The video collaboration with the Australian actor started backstage at the Césars in 2022, says Russell. “There’s a knock on the door and in comes a woman looking an awful lot like Cate Blanchett,” he recalls. “Then she said ‘Hi, I’m Cate’. I thought, ‘Oh my god, it is Cate Blanchett! Maybe she’s in the wrong dressing room or something’. But she just came to introduce herself and said that she was a fan of the band. It was pretty mind blowing to both of us.”

They all swapped numbers, and the incident was added to the long list of weird and wonderful encounters that make up life in Sparks. But when the new single came around, they thought back. “When it came time to do a video… we said – ‘Cate Blanchett?’” Russell continues. “And it was like, ‘haha, yeah, right’. But I sent her a note and the song, and she said, ‘Yeah, I’ll do this. I love this song.’”

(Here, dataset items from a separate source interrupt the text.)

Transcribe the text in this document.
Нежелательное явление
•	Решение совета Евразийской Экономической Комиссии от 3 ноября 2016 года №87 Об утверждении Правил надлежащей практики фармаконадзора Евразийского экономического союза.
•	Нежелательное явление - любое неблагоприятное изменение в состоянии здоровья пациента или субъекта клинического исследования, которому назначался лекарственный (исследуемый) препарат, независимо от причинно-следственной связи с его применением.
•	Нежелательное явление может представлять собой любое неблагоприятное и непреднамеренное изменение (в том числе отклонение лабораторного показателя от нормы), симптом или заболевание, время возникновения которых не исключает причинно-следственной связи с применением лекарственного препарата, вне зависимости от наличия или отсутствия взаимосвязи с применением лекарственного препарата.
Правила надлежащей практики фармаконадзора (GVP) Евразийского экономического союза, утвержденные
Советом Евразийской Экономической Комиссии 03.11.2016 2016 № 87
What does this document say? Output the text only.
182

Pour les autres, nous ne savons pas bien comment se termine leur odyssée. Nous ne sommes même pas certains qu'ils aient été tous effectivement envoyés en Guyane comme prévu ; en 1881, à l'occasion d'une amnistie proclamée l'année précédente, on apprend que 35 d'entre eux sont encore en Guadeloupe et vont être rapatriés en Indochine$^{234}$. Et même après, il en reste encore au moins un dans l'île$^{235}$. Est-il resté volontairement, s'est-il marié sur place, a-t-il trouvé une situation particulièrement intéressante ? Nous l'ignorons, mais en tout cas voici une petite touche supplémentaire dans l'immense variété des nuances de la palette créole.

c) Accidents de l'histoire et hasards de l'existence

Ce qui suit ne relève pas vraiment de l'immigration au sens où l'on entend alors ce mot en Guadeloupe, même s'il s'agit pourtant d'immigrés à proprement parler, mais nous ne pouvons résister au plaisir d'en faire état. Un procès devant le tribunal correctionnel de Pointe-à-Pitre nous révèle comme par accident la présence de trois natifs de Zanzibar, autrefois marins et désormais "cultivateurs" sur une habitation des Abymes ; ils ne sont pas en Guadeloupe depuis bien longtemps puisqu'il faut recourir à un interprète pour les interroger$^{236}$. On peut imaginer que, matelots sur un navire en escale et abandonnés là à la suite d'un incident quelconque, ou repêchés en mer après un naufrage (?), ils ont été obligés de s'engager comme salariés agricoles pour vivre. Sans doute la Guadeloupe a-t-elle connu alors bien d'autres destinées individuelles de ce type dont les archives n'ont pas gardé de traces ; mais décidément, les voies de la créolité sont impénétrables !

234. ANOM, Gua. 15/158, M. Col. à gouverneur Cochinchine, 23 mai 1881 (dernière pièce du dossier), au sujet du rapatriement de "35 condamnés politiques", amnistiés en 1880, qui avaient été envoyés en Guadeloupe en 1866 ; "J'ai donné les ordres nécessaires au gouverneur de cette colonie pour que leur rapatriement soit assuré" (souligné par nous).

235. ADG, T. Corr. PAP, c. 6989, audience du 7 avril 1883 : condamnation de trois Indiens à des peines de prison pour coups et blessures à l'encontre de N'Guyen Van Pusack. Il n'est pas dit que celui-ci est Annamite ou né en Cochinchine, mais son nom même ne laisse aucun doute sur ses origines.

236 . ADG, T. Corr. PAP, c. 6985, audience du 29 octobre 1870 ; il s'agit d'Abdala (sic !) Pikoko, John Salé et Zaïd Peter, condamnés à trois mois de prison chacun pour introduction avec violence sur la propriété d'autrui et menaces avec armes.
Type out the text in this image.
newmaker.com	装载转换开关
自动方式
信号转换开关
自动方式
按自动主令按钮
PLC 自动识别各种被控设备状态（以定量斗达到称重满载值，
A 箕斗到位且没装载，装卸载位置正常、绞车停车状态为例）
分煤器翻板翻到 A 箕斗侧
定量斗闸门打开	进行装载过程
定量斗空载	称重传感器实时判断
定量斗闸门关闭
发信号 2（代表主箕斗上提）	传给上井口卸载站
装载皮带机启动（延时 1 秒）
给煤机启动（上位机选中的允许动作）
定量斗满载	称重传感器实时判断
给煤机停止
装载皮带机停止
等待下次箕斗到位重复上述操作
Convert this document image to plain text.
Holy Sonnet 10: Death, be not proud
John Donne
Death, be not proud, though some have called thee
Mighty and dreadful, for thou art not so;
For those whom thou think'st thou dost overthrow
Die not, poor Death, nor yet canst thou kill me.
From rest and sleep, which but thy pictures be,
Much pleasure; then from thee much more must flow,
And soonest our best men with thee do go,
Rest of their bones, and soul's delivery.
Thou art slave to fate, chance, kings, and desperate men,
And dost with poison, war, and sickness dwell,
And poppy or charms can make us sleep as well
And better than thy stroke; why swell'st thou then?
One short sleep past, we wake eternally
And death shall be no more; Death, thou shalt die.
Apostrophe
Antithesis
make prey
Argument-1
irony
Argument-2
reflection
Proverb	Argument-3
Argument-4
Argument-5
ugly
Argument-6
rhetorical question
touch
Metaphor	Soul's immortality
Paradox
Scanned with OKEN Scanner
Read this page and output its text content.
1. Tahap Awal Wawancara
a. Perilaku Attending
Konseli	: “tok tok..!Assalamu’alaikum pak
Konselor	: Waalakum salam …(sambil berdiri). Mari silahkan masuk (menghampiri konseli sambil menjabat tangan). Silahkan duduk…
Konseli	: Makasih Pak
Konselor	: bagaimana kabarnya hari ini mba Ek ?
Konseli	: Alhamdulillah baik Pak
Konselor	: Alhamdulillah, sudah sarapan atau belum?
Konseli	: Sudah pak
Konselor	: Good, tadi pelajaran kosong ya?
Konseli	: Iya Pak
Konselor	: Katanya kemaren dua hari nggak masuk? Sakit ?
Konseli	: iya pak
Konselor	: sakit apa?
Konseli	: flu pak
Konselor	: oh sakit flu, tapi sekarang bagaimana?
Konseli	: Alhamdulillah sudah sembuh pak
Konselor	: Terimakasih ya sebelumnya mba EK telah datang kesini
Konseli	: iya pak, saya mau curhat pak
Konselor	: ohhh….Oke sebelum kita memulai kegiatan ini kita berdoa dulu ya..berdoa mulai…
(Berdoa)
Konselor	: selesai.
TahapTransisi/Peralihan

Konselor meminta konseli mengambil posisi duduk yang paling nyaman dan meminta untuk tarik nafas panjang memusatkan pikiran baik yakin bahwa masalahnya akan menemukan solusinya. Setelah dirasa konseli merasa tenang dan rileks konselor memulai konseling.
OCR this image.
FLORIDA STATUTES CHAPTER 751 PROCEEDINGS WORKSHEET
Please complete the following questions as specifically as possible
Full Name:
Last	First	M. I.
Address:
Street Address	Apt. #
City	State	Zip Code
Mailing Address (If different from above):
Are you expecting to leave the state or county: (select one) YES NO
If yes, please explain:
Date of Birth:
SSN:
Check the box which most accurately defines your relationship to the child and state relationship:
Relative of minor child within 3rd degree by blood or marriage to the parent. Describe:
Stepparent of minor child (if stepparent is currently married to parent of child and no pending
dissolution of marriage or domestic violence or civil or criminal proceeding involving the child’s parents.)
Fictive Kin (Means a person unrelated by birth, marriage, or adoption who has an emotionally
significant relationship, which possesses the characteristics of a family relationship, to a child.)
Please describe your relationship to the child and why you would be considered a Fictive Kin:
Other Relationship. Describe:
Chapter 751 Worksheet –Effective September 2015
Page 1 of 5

At the hastily-arranged L.A. shoot, the band simply told Blanchett, “do whatever you want to do”. The result is the best bit of full-tilt music video dancing since Christopher Walken revealed his musical theatre chops for Fatboy Slim. “That’s what she felt about this song,” says Russell. “She said when she first heard it she was crying and laughing simultaneously. That’s a really good reaction to us because the song elicits different kinds of emotions, I think. She really connected with that. And that little persona that she adopted in her dance was something completely unexpected, but very welcome.”

“It turned out, she’s actually just a human being,” Ron continues. “Which sounds like: well, that should be what everybody is. But they aren’t. Certain celebrity types are harder to connect with, but with her, there was some kind of immediate connection.

“I mean, obviously, she’s got his amazing presence. So you’re kind of sitting there staring at her. But at the same time, she is so warm as a person and genuinely interested and excited about everything we’re doing. So it was intimidating on one hand, but then on the other hand, because of her personality, very comfortable at the same time.”

Now is a great time to be Sparks, then. But it’s not always been so easy. In Wright’s documentary, Christi Haydon, who was the drummer in Sparks at that time, is moved to tears talking about how, when the band fell out of favour, they just kept working regardless, turning up every day and treating Sparks as a full-time job. Todd Rundgren (the pioneering musician and producer who Ron and Russell have credited with launching their career) added he was comforted that “something this weird can survive”.

Why did they keep going? “I mean, on a very basic level, we didn’t have a whole lot of other options of career choices,” Ron deadpans. “So, you know, just in a practical sense, this is what we do. But, we’ve always felt – through those times, and then times when things seem to be going better – just a passion for what we’re doing. We always feel that what we’re doing is something both musically strong, and unlike a lot of other things that are going on at the time.

“Not fitting in with the general drift sometimes can cause perception problems, because people think that you’re weird or whatever. We’ve never felt that. We feel that our music and our presentation is interesting, but it’s not trying to be quirky or oddball and all.”

Their work ethic inexorable, they’re still recording challenging new sounds every day, sitting side by side in their home studio. Before The Girl Is Crying In Her Latte, Russell joked that “with advances in medical technology” there could be 200 more Sparks albums to come. One down, is he still hopeful we’ll get the other 199? He grins, “Maybe so, yeah.”

The Girl Is Crying In Her Latte by Sparks is out on May 26 (Island).